Proper, Improper and Mixed Fractions
Fractions are classified into three types based on the relationship between the numerator and denominator: proper fractions, improper fractions, and mixed fractions. In Class 5, students learn to identify, convert, and work with all three types.
Understanding these types is essential because different real-life situations produce different types of fractions. Cutting a cake into 8 equal pieces and eating 3 gives the proper fraction 3/8. But if you have 1 full cake and 3/8 of another, that is the mixed fraction 1 3/8, which equals the improper fraction 11/8.
What is Proper, Improper and Mixed Fractions - Class 5 Maths (Fractions)?
Proper Fraction: A fraction where the numerator is less than the denominator. Its value is less than 1.
Examples: 2/5, 3/7, 11/15
Improper Fraction: A fraction where the numerator is greater than or equal to the denominator.
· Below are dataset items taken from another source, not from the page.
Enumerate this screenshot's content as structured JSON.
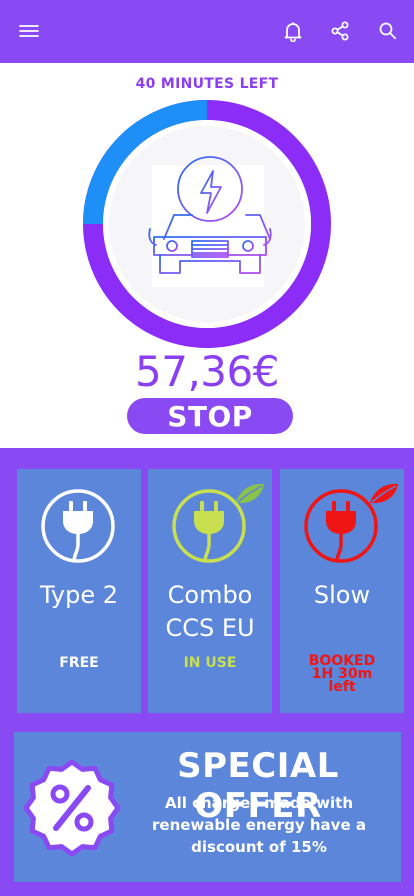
{
  "colors": {
    "accent": "#8a4af3",
    "card": "#5b86d9",
    "in_use": "#c8e04f",
    "booked": "#f01515",
    "ring_blue": "#1e8ff7",
    "ring_purple": "#8b2cf7"
  },
  "header": {
    "menu_icon": "hamburger-menu-icon",
    "icons": [
      "bell-icon",
      "share-icon",
      "search-icon"
    ]
  },
  "session": {
    "time_left": "40 MINUTES LEFT",
    "progress": 0.25,
    "price": "57,36€",
    "stop_label": "STOP"
  },
  "connectors": [
    {
      "name_line1": "Type 2",
      "name_line2": "",
      "status_line1": "FREE",
      "status_line2": "",
      "status_line3": "",
      "color": "#ffffff",
      "status_color": "#ffffff"
    },
    {
      "name_line1": "Combo",
      "name_line2": "CCS EU",
      "status_line1": "IN USE",
      "status_line2": "",
      "status_line3": "",
      "color": "#c8e04f",
      "status_color": "#c8e04f"
    },
    {
      "name_line1": "Slow",
      "name_line2": "",
      "status_line1": "BOOKED",
      "status_line2": "1H 30m",
      "status_line3": "left",
      "color": "#f01515",
      "status_color": "#f01515"
    }
  ],
  "offer": {
    "title": "SPECIAL OFFER",
    "line1": "All charges made with",
    "line2": "renewable energy have  a",
    "line3": "discount of 15%"
  }
}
Its value is 1 or greater.
Examples: 7/4, 9/5, 12/12, 15/8
Mixed Fraction: A number with a whole number part and a proper fraction part.
Examples: 2 1/3, 5 3/4, 1 7/8
Key relationship: Every improper fraction can be written as a mixed fraction, and vice versa.
Proper, Improper and Mixed Fractions Formula
Improper → Mixed: Divide numerator by denominator.
Quotient = whole part, Remainder = numerator of fraction part
Mixed → Improper: (Whole × Denominator + Numerator) / Denominator
Solved Examples
Example 1: Example 1: Identifying fraction types
Problem: Classify each fraction as proper, improper, or mixed: 3/8, 9/4, 2 1/5, 7/7, 5/12.
Solution:
- 3/8: numerator (3) < denominator (8) → Proper
- 9/4: numerator (9) > denominator (4) → Improper
- 2 1/5: has a whole number and fraction → Mixed
- 7/7: numerator (7) = denominator (7) → Improper (equals 1)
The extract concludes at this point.